Don’t ignore the most experienced woman in the room - Women's Agenda

Don’t ignore the most experienced woman in the room

There’s one point that’s been repeatedly made about legendary White House reporter Helen Thomas following her death over the weekend: she was never intimidated by presidents.

But how could she possibly be intimidated by presidents? She’d asked questions of ten of them, from John F. Kennedy to Barack Obama, and demanded accountability from all of them. She’d fought for answers on Vietnam, Watergate, the Cold War, Iraq 1, 9/11, Afghanistan, Iraq 2. And she’d not only lived through these huge events, she’d been at the political heart of them – before every other current White House reporter had even been born.

Presidents should have been intimidated be Helen Thomas, not the other way round. Seeing the ‘doyenne’ of the White House press corps in her regular chair before a press conference should have sounded an alert: this woman’s actually lived through the historical context of whatever it is that’ll be discussed, and she’s always been true to her mantra to always “make presidents accountable”. Thomas once said the media is the “Only institution in our society that has the privilege of questioning a president on a regular basis and making him accountable”. And she’s seen and heard enough over her years to know that to be true.

Thomas wrote six books, served as the first female office of the National Press Club and, in the earlier stages of her career, was frequently the only woman in the room. She was fired from her first job – as a copygirl for the Washington Daily News, and went on to cover women’s issues before taking on a column writing Washington celebrities, later covering the US Department of Justice and then paving the way for female journalists to join the National Press Club. She started covering presidents in 1960.

At 92, she was the perfect example of how you can never discount the value of the eldest woman in the room — no matter what her age, manner, appearance or background. The experience that comes with age does not always mean years of service or face time in an office. It runs deeper to lived experience: raising children, nursing the elderly, taking on caring responsibilities, volunteering on local projects, facing adversity, learning about resilience, helping out with the sport’s club, writing, campaigning, living.

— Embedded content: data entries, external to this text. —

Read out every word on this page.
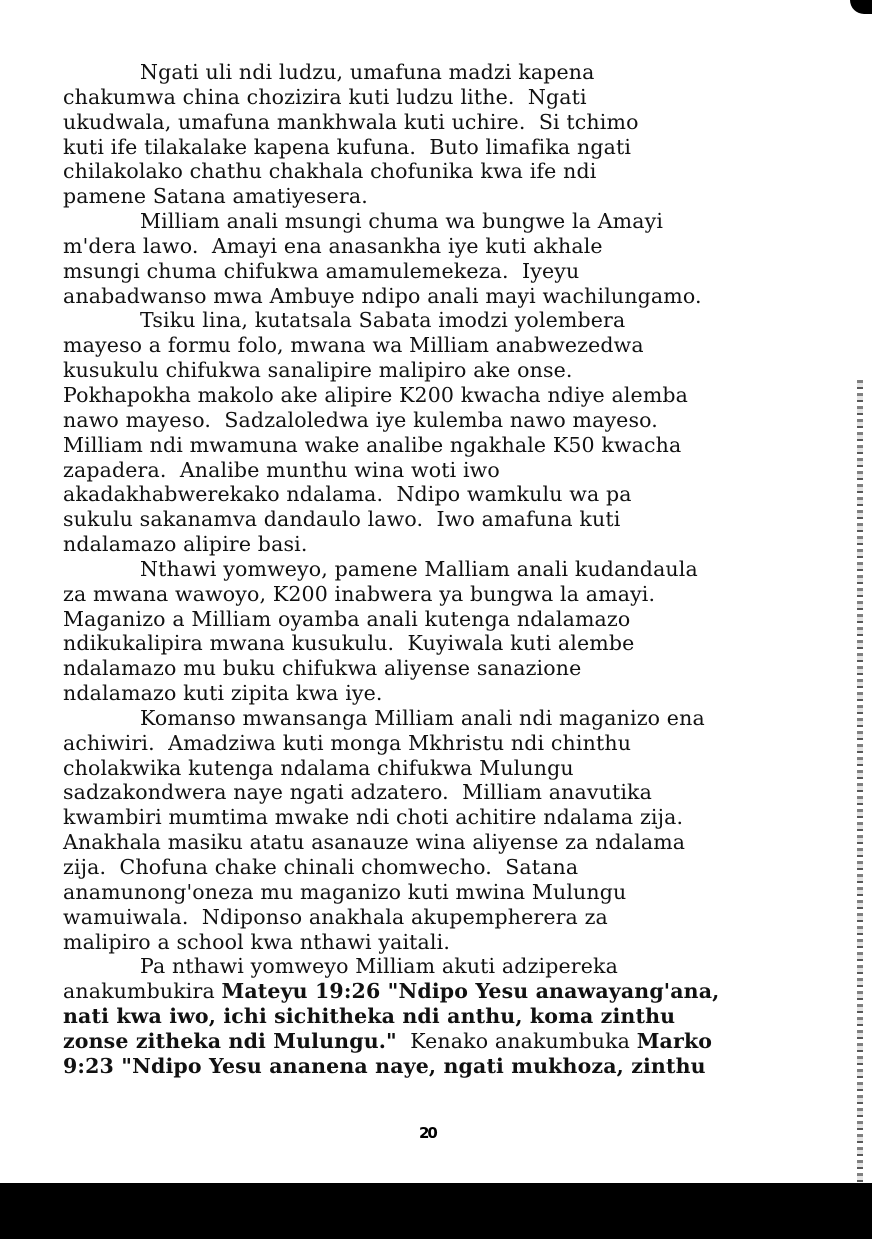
Ngati uli ndi ludzu, umafuna madzi kapena
chakumwa china chozizira kuti ludzu lithe.  Ngati
ukudwala, umafuna mankhwala kuti uchire.  Si tchimo
kuti ife tilakalake kapena kufuna.  Buto limafika ngati
chilakolako chathu chakhala chofunika kwa ife ndi
pamene Satana amatiyesera.
Milliam anali msungi chuma wa bungwe la Amayi
m'dera lawo.  Amayi ena anasankha iye kuti akhale
msungi chuma chifukwa amamulemekeza.  Iyeyu
anabadwanso mwa Ambuye ndipo anali mayi wachilungamo.
Tsiku lina, kutatsala Sabata imodzi yolembera
mayeso a formu folo, mwana wa Milliam anabwezedwa
kusukulu chifukwa sanalipire malipiro ake onse.
Pokhapokha makolo ake alipire K200 kwacha ndiye alemba
nawo mayeso.  Sadzaloledwa iye kulemba nawo mayeso.
Milliam ndi mwamuna wake analibe ngakhale K50 kwacha
zapadera.  Analibe munthu wina woti iwo
akadakhabwerekako ndalama.  Ndipo wamkulu wa pa
sukulu sakanamva dandaulo lawo.  Iwo amafuna kuti
ndalamazo alipire basi.
Nthawi yomweyo, pamene Malliam anali kudandaula
za mwana wawoyo, K200 inabwera ya bungwa la amayi.
Maganizo a Milliam oyamba anali kutenga ndalamazo
ndikukalipira mwana kusukulu.  Kuyiwala kuti alembe
ndalamazo mu buku chifukwa aliyense sanazione
ndalamazo kuti zipita kwa iye.
Komanso mwansanga Milliam anali ndi maganizo ena
achiwiri.  Amadziwa kuti monga Mkhristu ndi chinthu
cholakwika kutenga ndalama chifukwa Mulungu
sadzakondwera naye ngati adzatero.  Milliam anavutika
kwambiri mumtima mwake ndi choti achitire ndalama zija.
Anakhala masiku atatu asanauze wina aliyense za ndalama
zija.  Chofuna chake chinali chomwecho.  Satana
anamunong'oneza mu maganizo kuti mwina Mulungu
wamuiwala.  Ndiponso anakhala akupempherera za
malipiro a school kwa nthawi yaitali.
Pa nthawi yomweyo Milliam akuti adzipereka
anakumbukira Mateyu 19:26 "Ndipo Yesu anawayang'ana,
nati kwa iwo, ichi sichitheka ndi anthu, koma zinthu
zonse zitheka ndi Mulungu."  Kenako anakumbuka Marko
9:23 "Ndipo Yesu ananena naye, ngati mukhoza, zinthu
20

Elderly women often say they feel invisible, especially in the workplace – and Age Discrimination Commission has repeatedly noted that Australian employers are too often ignoring the talent and experience of older Australians. No American president could ignore Helen Thomas. But remarkable women like Thomas exist everywhere. They’re experienced and hold vast amounts of knowledge available for unlocking. We just need to pay attention.